Mas há, pelo menos dentro da egipologia,
há
duas teorias principais. Uma é que de facto estes povos do mar
eram um exército que veio atacar o Egito e outra, que se
calhar é aquela com que eu concordo mais, apesar de não ter
grande conhecimento sobre esta área, que diz que de facto isto eram
movimentos populacionais, crianças, mulheres, não era bem um exército, eram mesmo populações
que simplesmente se movimentaram e acabaram por chocar com o Egito, que
foi de repente, tinha esta gente toda e não sabia muito bem
onde é que havia de as colocar e houve, definitivamente houve conflito
armado porque temos Ramsés III fala sobre isso e até gravou, talhou
nas paredes de um templo dele em Medinet Abul no sul do
Egito, há informação sobre os povos do mar e sobre as guerras
contra os povos do mar que eventualmente foram expulsos do Egito. Não
sabemos mais o que é que se passou. Mas é de facto,
é interessante, eu confesso que não sei muito bem qual é a
teoria atual que explica o motivo pelo qual estes povos se puseram
em movimento.

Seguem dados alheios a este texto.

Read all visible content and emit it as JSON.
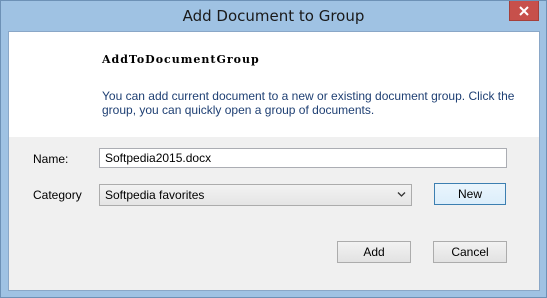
{
  "window": {
    "title": "Add Document to Group",
    "close_icon": "close-icon"
  },
  "header": {
    "heading": "AddToDocumentGroup",
    "description": "You can add current document to a new or existing document group. Click the group, you can quickly open a group of documents."
  },
  "form": {
    "name_label": "Name:",
    "name_value": "Softpedia2015.docx",
    "category_label": "Category",
    "category_value": "Softpedia favorites",
    "dropdown_icon": "chevron-down-icon"
  },
  "buttons": {
    "new_label": "New",
    "add_label": "Add",
    "cancel_label": "Cancel"
  },
  "colors": {
    "frame": "#9fc2e3",
    "close_button": "#c7504b",
    "description_text": "#1e3f73"
  }
}
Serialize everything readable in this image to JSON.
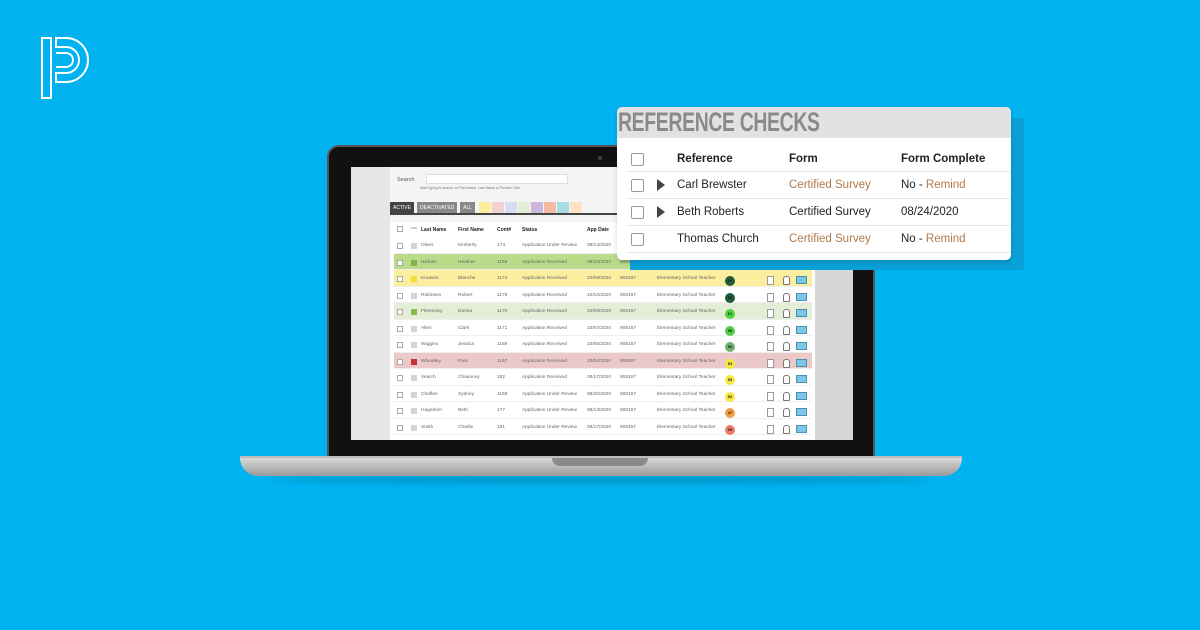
{
  "brand": {
    "logo": "powerschool-p-logo"
  },
  "app": {
    "search_label": "Search",
    "search_value": "",
    "search_hint": "Start typing to search on First Name, Last Name or Position Title.",
    "tabs": [
      "ACTIVE",
      "DEACTIVATED",
      "ALL"
    ],
    "swatches": [
      "#fbef9f",
      "#f2d0d0",
      "#d6dcf2",
      "#e4eed4",
      "#cdb6dc",
      "#f6b9a3",
      "#a6dde2",
      "#fde2c3"
    ],
    "columns": [
      "Last Name",
      "First Name",
      "Cont#",
      "Status",
      "App Date"
    ],
    "rows": [
      {
        "last": "Oliver",
        "first": "Kimberly",
        "cont": "174",
        "status": "Application Under Review",
        "date": "08/14/2020",
        "id": "",
        "position": "",
        "score": "",
        "score_color": "",
        "bg": "#ffffff",
        "tag": "#d4d4d4"
      },
      {
        "last": "Nichols",
        "first": "Heather",
        "cont": "1159",
        "status": "Application Received",
        "date": "08/24/2020",
        "id": "908167",
        "position": "",
        "score": "",
        "score_color": "#1e5e3a",
        "bg": "#b8dc8a",
        "tag": "#8ab04a",
        "editing": true
      },
      {
        "last": "Knutson",
        "first": "Blanche",
        "cont": "1174",
        "status": "Application Received",
        "date": "10/09/2020",
        "id": "908167",
        "position": "Elementary School Teacher",
        "score": "63",
        "score_color": "#1f5d3a",
        "bg": "#fbee9f",
        "tag": "#f5dc3c"
      },
      {
        "last": "Robinson",
        "first": "Robert",
        "cont": "1176",
        "status": "Application Received",
        "date": "10/12/2020",
        "id": "908167",
        "position": "Elementary School Teacher",
        "score": "63",
        "score_color": "#1f5d3a",
        "bg": "#ffffff",
        "tag": "#d4d4d4"
      },
      {
        "last": "Flemming",
        "first": "Donna",
        "cont": "1170",
        "status": "Application Received",
        "date": "10/09/2020",
        "id": "908167",
        "position": "Elementary School Teacher",
        "score": "61",
        "score_color": "#4fd43c",
        "bg": "#e4edd5",
        "tag": "#8ab84a"
      },
      {
        "last": "Allen",
        "first": "Clark",
        "cont": "1171",
        "status": "Application Received",
        "date": "10/07/2020",
        "id": "908167",
        "position": "Elementary School Teacher",
        "score": "58",
        "score_color": "#52cc48",
        "bg": "#ffffff",
        "tag": "#d4d4d4"
      },
      {
        "last": "Wiggins",
        "first": "Jessica",
        "cont": "1169",
        "status": "Application Received",
        "date": "10/05/2020",
        "id": "908167",
        "position": "Elementary School Teacher",
        "score": "56",
        "score_color": "#6db46e",
        "bg": "#ffffff",
        "tag": "#d4d4d4"
      },
      {
        "last": "Wheatley",
        "first": "Paul",
        "cont": "1167",
        "status": "Application Received",
        "date": "10/02/2020",
        "id": "908167",
        "position": "Elementary School Teacher",
        "score": "54",
        "score_color": "#f6e640",
        "bg": "#ecc9c9",
        "tag": "#c83232"
      },
      {
        "last": "Veatch",
        "first": "Chauncey",
        "cont": "182",
        "status": "Application Received",
        "date": "08/17/2020",
        "id": "908167",
        "position": "Elementary School Teacher",
        "score": "53",
        "score_color": "#f6e640",
        "bg": "#ffffff",
        "tag": "#d4d4d4"
      },
      {
        "last": "Chaffee",
        "first": "Sydney",
        "cont": "1158",
        "status": "Application Under Review",
        "date": "08/20/2020",
        "id": "908167",
        "position": "Elementary School Teacher",
        "score": "52",
        "score_color": "#f6e640",
        "bg": "#ffffff",
        "tag": "#d4d4d4"
      },
      {
        "last": "Hagedorn",
        "first": "Beth",
        "cont": "177",
        "status": "Application Under Review",
        "date": "08/14/2020",
        "id": "908167",
        "position": "Elementary School Teacher",
        "score": "47",
        "score_color": "#f0a040",
        "bg": "#ffffff",
        "tag": "#d4d4d4"
      },
      {
        "last": "Smith",
        "first": "Charlie",
        "cont": "181",
        "status": "Application Under Review",
        "date": "08/17/2020",
        "id": "908167",
        "position": "Elementary School Teacher",
        "score": "39",
        "score_color": "#ee7a6a",
        "bg": "#ffffff",
        "tag": "#d4d4d4"
      }
    ]
  },
  "reference_checks": {
    "title": "REFERENCE CHECKS",
    "columns": [
      "Reference",
      "Form",
      "Form Complete"
    ],
    "rows": [
      {
        "name": "Carl Brewster",
        "form": "Certified Survey",
        "form_link": true,
        "complete": "No - ",
        "remind": "Remind",
        "expandable": true
      },
      {
        "name": "Beth Roberts",
        "form": "Certified Survey",
        "form_link": false,
        "complete": "08/24/2020",
        "remind": "",
        "expandable": true
      },
      {
        "name": "Thomas Church",
        "form": "Certified Survey",
        "form_link": true,
        "complete": "No - ",
        "remind": "Remind",
        "expandable": false
      }
    ]
  },
  "colors": {
    "background": "#00b3f0",
    "link": "#b07a4a"
  }
}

Mas de facto há indicações que isso de facto foi
uma invasão quase, digamos assim, pelo menos da perspectiva egípcia, quase que
foram invadidos por esta gente.
Inês Torres
Exatamente. Aliás, a última teoria que eu ouvi falar sobre sobre esta
questão dos pobres que se movimentam e que... Foi a teoria de
que houve um vulcão na Islândia, na Islândia, bem, não tenho certeza,
mas no norte, que entrou em erupção e foi um vulcão, uma
erupção tão potente que acabou por se arrastar pela Europa toda e
chegar até ao Mediterrâneo e que o ar, o próprio ar, estava
poluído e, portanto, as pessoas
José Maria Pimentel
eu acho que é essa dúvida, assim, que no fundo parece um
bocado ridículo, não é, mas entre ter sido, ter tido causas naturais
ou ter tido causas políticas, não é, se quisermos, ou seja, simplesmente
da confluência de uma série de ocorrências que levou a que houvesse
ali instabilidade naquela zona e que tivessem empurrado esses povos do mar,
fossem eles quem fossem, para lá e para o pé, não é?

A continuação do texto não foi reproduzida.